2- Aklî İlimler: Hikmet ve felsefeyle ilgili olan ilimlerdir. İslam dünyasına başka medeniyetlerle temas sonucu girmiştir. Bu bilgiler iki gruba ayrılabilir:

a) Felsefe, matematik, astronomi, tıp gibi rasyonel ve tecrübî bilgilerdir. Bu sahada İslam medeniyetine en çok etki eden Yunan medeniyetidir. Bu medeniyetten birinci derecede Aristo, Euklides, Hipokrat, Calinos, Plotin, Batlamyus; ikinci derecede Eflatun’un eserleri tercüme edilmiştir.
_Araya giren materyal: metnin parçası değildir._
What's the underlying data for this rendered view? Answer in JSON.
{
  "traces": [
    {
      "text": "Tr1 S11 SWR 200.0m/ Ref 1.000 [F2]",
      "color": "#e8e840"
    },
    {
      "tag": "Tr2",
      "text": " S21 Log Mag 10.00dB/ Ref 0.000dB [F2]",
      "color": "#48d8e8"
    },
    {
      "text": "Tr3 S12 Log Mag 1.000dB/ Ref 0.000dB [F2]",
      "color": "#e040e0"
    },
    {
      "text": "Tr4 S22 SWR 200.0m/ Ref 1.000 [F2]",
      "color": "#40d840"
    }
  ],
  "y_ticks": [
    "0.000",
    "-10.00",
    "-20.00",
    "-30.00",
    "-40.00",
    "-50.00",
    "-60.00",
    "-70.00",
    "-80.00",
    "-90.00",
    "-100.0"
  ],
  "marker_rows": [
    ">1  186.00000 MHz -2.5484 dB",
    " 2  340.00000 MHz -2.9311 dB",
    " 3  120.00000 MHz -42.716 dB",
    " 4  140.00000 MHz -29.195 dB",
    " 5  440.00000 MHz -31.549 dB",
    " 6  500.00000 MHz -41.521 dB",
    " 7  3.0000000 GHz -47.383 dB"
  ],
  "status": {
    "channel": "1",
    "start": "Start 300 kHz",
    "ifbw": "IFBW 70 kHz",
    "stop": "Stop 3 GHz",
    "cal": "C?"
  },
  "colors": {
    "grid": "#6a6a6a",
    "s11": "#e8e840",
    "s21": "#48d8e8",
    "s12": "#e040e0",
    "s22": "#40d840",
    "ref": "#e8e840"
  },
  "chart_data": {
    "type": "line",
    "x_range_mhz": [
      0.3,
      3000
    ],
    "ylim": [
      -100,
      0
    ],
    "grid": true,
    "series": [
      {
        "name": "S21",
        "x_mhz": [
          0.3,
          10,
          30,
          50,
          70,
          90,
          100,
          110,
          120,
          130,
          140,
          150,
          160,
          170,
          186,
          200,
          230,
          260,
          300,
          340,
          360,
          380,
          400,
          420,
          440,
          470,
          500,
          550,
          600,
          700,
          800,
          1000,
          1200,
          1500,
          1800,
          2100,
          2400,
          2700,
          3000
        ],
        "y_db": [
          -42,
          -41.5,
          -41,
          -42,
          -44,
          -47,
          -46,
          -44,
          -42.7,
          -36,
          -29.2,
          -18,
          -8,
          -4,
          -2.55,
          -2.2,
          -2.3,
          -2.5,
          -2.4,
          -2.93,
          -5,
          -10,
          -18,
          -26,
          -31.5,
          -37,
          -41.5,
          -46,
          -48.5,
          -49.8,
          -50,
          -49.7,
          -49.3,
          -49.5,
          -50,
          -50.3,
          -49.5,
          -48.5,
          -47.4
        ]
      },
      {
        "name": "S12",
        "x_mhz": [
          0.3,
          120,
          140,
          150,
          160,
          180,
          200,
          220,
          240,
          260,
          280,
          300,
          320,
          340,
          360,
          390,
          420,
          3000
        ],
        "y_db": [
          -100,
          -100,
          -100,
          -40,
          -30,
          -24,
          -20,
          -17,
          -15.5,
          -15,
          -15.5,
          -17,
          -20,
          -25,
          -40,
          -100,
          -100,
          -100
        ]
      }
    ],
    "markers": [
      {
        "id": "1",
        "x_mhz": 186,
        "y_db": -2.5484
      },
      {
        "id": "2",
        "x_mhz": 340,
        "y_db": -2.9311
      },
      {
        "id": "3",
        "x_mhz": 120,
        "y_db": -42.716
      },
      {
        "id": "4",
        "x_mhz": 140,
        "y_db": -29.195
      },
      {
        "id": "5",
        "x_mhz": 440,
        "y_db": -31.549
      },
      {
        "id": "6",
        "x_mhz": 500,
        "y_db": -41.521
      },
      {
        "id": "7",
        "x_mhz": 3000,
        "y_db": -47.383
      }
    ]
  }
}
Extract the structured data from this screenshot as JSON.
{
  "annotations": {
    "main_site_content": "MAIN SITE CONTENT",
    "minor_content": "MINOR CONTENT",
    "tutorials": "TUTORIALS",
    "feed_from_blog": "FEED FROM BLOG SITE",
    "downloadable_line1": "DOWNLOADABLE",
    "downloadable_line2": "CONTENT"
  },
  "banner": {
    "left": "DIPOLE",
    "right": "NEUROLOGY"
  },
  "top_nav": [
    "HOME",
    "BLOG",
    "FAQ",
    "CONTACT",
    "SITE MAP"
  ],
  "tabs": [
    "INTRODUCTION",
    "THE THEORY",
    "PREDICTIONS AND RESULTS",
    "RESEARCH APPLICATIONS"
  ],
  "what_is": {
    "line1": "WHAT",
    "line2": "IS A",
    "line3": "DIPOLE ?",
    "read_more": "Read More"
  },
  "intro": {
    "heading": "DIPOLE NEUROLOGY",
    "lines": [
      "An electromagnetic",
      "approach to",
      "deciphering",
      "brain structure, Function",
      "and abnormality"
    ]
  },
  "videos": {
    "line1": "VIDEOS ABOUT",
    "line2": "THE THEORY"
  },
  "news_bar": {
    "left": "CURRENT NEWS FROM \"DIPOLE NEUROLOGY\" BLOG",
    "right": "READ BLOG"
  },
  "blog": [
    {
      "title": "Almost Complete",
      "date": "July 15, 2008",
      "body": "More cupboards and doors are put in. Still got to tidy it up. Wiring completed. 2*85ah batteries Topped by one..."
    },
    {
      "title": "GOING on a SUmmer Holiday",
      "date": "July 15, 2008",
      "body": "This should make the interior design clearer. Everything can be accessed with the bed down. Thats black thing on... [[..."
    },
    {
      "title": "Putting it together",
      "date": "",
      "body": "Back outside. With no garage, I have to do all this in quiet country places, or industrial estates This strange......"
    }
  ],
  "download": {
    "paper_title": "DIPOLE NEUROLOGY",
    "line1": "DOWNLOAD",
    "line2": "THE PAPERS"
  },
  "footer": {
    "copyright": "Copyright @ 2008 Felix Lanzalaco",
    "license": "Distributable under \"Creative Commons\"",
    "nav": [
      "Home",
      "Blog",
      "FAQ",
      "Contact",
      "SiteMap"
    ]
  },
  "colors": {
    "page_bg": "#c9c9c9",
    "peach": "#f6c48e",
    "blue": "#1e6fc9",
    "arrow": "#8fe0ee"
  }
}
En çok üzerinde durulan düşünür ise Aristo olmuştur.

b) Eski Mezopotamya medeniyetlerinin tesiriyle giren sihir, tılsımat gibi “occulte” bilgileridir.

Bu şekilde menşeini iki ayrı sahada gördüğümüz İslam ilmi Hicri l. asırdan itibaren üç çeşit ilim anlayışının etkisi altında kalmıştır. l- İslam dininden kaynaklanan ilim anlayışı, 2- Daha ziyade Yunan medeniyetinin etkisi alımda kalan rasyonel bir ilim anlayışı, 3- Mezopotamya medeniyetinden kaynaklanan sihire dayalı bir ilim anlayışı, bu üç çeşit ilim anlayışı İslam düşünürlerince uzlaştırılmamıştır. Ancak her mütefekkir ilim tasniflerinde birbirinden farklı olan bu üç grubu bir araya toplamış değillerdir. Farabî, ilim tasnifinde önce ikinci anlayış içindeki ilimlere yer vermiş, sonradan birinci anlayış içinde ilim telakki edilen fıkıh ve kelamı da ilimler arasına almıştır. Üçüncü telakkiyi ise kabul etmemiştir. Havarezmî (öl, 997), “occulte” bilgileri dikkate almamış, diğer iki telakkiyi benimsemiş, “occulte” bilgilere de yer vermiş, fakat dini ilimleri tasnifine almamıştır. Gazzalî (ol. 1111) ve daha sonra gelenlerde ise her üç telakkiye göre ilim sayılan bilgiler, ilim tasniflerinde zikredilmiştir.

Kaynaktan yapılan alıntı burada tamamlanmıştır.